As I said already, one of the labels I carry is personality disorder (PD). A few years ago, I attended the PD Consensus Statement which was co-chaired by Sir Norman Lamb and Sue Sibbald. The Consensus Statement of clinicians, policy makers, academics and users of PD services made several good points. The statement recognises that we are distinctive people because we have a unique set of characteristics that we call ‘personality’. It then says that “Most people develop enough awareness of their personality characteristics and, most of the time, can keep them in good enough balance that they can do what they need to do in life, be reasonably happy most of the time and have stable relationships which satisfy them and others”. The statement explains that people like me “experience persistent distress in their lives” which stops them from being able to keep the balance needed in order to do what they need to do. This then contributes to them acquiring the personality disorder diagnosis, which includes emotional and thinking difficulties that affect the way they relate to others or understand themselves. The difficulties are not minor; they occur across a broad range of social situations and lead to significant problems in occupational and social performance.
I own up to having had trouble with relationships.
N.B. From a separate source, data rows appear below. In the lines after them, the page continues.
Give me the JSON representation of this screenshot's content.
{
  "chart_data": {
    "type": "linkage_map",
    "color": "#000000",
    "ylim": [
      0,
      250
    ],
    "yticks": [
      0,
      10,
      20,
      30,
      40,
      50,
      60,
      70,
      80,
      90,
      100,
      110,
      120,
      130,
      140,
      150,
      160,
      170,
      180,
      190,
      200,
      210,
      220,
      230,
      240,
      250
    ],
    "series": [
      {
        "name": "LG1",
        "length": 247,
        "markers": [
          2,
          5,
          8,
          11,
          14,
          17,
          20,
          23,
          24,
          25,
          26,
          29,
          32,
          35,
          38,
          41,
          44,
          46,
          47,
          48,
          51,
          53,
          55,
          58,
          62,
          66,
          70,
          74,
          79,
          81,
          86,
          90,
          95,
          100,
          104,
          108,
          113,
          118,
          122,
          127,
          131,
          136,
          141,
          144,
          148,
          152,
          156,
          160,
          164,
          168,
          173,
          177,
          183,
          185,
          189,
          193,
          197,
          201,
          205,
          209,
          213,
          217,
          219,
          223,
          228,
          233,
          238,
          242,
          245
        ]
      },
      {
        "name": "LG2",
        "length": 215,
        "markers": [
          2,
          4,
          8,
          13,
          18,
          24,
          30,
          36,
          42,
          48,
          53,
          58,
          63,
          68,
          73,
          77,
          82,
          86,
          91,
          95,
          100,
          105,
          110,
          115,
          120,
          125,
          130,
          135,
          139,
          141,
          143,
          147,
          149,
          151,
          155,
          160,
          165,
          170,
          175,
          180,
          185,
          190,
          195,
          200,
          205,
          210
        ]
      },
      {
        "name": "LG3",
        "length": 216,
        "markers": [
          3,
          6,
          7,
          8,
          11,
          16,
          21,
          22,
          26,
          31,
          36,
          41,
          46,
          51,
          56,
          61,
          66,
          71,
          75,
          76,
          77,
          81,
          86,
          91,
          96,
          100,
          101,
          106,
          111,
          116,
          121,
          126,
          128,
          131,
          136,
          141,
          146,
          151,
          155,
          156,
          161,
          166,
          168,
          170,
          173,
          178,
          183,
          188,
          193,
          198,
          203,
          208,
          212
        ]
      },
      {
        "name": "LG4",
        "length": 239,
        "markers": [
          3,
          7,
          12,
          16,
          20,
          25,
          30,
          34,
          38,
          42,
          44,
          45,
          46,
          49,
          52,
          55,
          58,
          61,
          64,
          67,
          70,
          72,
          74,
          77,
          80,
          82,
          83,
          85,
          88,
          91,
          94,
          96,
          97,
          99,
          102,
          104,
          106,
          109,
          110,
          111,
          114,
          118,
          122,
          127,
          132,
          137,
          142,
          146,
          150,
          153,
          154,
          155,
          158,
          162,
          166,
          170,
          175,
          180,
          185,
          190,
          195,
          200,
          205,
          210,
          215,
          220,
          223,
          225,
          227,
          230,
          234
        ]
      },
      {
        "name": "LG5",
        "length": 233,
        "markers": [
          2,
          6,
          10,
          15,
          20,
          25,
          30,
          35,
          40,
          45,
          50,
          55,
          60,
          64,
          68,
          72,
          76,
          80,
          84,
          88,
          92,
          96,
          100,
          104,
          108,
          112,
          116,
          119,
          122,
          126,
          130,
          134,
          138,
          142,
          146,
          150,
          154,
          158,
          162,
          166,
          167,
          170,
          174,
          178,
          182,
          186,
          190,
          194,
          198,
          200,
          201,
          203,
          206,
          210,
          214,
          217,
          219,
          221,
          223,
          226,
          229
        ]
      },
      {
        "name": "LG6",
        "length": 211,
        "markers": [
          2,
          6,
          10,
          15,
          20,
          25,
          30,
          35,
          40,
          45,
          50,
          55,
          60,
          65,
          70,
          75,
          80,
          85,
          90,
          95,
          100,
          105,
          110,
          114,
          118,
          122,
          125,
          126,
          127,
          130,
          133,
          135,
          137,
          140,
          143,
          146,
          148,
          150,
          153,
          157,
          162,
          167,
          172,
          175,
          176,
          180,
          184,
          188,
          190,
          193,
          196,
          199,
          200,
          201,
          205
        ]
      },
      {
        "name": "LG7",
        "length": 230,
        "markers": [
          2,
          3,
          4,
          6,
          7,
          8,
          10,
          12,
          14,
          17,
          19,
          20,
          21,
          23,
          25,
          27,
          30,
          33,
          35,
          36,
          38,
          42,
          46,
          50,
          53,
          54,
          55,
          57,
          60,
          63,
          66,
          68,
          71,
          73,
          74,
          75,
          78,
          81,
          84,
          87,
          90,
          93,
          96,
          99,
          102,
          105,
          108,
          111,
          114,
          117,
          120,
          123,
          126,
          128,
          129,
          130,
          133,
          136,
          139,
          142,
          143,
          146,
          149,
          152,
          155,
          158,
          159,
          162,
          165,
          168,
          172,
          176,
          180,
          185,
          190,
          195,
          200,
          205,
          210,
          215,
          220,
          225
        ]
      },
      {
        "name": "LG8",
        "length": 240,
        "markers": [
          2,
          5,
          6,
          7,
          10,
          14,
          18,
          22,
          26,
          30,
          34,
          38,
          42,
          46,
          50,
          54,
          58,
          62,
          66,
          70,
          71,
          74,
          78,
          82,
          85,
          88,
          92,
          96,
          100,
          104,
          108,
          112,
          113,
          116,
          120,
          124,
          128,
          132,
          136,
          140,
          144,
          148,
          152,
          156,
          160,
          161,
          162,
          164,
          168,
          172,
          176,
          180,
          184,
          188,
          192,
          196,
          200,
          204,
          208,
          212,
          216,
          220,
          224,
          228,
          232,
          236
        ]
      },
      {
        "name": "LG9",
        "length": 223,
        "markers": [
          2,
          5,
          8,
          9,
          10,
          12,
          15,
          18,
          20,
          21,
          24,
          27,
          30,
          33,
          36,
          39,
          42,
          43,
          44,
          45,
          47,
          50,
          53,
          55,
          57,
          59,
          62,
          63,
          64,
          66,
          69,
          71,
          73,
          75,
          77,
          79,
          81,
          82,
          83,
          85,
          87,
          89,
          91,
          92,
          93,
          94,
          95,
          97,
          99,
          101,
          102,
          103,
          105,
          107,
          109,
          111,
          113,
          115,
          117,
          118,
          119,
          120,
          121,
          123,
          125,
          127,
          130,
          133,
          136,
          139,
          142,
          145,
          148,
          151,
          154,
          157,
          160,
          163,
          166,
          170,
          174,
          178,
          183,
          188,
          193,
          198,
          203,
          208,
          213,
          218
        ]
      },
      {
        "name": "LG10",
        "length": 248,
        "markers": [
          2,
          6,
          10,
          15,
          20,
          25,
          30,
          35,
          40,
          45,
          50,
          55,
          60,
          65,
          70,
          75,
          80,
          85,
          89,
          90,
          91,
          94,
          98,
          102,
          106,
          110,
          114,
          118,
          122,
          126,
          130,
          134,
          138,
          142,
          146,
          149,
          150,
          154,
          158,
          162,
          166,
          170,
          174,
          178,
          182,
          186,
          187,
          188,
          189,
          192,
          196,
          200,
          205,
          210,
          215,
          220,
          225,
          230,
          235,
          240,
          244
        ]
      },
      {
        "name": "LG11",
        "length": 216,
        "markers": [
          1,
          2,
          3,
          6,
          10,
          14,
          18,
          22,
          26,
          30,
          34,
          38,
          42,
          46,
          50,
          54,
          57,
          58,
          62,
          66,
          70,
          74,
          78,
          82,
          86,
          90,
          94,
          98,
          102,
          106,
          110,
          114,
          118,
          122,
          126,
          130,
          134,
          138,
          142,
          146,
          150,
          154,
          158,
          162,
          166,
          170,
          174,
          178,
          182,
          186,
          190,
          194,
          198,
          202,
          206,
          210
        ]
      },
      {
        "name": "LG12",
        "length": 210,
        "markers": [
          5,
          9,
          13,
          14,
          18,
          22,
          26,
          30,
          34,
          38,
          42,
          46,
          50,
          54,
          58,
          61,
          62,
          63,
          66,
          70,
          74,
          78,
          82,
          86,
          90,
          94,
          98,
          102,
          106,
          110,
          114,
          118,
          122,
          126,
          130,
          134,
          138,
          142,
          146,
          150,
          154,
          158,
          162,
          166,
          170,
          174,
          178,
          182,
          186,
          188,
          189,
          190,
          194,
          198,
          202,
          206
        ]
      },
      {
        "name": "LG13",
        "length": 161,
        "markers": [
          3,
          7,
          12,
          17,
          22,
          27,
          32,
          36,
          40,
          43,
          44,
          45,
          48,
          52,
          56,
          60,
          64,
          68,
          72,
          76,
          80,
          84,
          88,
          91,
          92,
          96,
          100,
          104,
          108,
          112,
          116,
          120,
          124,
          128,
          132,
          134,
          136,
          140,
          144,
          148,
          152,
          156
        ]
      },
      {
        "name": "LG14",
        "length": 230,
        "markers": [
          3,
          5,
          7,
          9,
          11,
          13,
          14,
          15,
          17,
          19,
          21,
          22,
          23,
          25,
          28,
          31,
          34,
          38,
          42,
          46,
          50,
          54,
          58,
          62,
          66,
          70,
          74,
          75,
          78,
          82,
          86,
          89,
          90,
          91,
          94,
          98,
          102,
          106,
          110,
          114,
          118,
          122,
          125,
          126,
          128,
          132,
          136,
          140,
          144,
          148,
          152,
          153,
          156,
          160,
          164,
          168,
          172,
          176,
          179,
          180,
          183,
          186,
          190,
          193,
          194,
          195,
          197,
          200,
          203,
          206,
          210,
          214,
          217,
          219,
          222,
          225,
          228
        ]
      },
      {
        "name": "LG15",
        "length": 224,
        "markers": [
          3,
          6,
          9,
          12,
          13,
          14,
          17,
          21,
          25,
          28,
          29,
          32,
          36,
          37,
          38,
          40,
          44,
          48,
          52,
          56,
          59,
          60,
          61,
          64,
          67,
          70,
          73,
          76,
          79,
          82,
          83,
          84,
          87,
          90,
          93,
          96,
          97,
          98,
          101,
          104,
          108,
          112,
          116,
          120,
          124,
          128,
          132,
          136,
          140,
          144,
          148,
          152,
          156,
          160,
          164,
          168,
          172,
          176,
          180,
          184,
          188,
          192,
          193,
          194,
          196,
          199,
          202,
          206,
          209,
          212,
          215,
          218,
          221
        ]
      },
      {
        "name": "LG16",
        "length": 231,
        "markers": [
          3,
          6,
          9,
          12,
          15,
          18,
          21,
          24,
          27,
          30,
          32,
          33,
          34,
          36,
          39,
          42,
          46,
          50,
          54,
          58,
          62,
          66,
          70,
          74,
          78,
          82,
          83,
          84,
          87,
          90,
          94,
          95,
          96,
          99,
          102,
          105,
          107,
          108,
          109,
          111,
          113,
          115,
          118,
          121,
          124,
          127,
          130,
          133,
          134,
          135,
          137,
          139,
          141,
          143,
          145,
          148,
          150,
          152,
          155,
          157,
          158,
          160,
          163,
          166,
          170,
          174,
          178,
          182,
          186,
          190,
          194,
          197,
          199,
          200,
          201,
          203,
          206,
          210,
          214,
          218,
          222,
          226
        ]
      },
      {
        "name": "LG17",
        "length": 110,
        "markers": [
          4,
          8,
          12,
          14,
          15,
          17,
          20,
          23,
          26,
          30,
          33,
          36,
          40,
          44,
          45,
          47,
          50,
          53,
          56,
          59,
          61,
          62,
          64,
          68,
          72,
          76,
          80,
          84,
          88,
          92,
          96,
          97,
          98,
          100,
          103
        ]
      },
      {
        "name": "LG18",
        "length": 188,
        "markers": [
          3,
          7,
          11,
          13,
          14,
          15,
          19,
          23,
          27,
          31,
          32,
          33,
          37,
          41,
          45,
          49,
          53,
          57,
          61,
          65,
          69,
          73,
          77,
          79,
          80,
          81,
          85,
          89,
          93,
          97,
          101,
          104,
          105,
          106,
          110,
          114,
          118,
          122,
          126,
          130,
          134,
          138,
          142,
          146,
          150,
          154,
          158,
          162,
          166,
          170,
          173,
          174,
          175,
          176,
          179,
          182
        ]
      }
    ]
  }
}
I am not so happy for that to be attributed to something unchangeable like my personality
The reason I highlighted it here is because it points to problems in relationships. Problems that the person has with other people. It is an accurate description that there are troubles in relationships, and it is accurate to say that these are tenacious and dogged difficulties. But these problems are driven by persistent and deep distress. It is not accurate to attribute it to something that is supposed to be one’s identity – one’s personality. I own up to having had trouble with relationships. I am not so happy for that to be attributed to something unchangeable like my personality. Before MBT, I didn’t feel confident in my own thoughts and was a recluse. But the therapy has given me hope and confidence and – most importantly – I have started developing real relationships and friendships. I feel I have changed, or perhaps more accurately, that I am changing. I am still the same person.
I feel I have changed, or perhaps more accurately, that I am changing. I am still the same person
This coming year I have the privilege of partnering with Sarah Hughes and Professor Peter Fonagy, who is a co-founder of MBT. We are planning to do something around BPD and stigma, and I believe that none of this would have happened without the exemplar project in Greater Manchester. For people to truly be at the heart of decision-making, there needs to be willingness on the side of those there because of their occupation and those there on account of personal experience to build meaningful and productive relationships. This may be particularly challenging (on both sides) in the space of service design for individuals who are persistently distressed and have difficulties with maintaining relationships. It requires patience and empathy but it is worthwhile because the service is then co-created. Listening to both the good and the bad experiences of service users, carers and their friends not only validates some of their worries and concerns; but also by doing so, you may just give them a purpose, as it has done for me.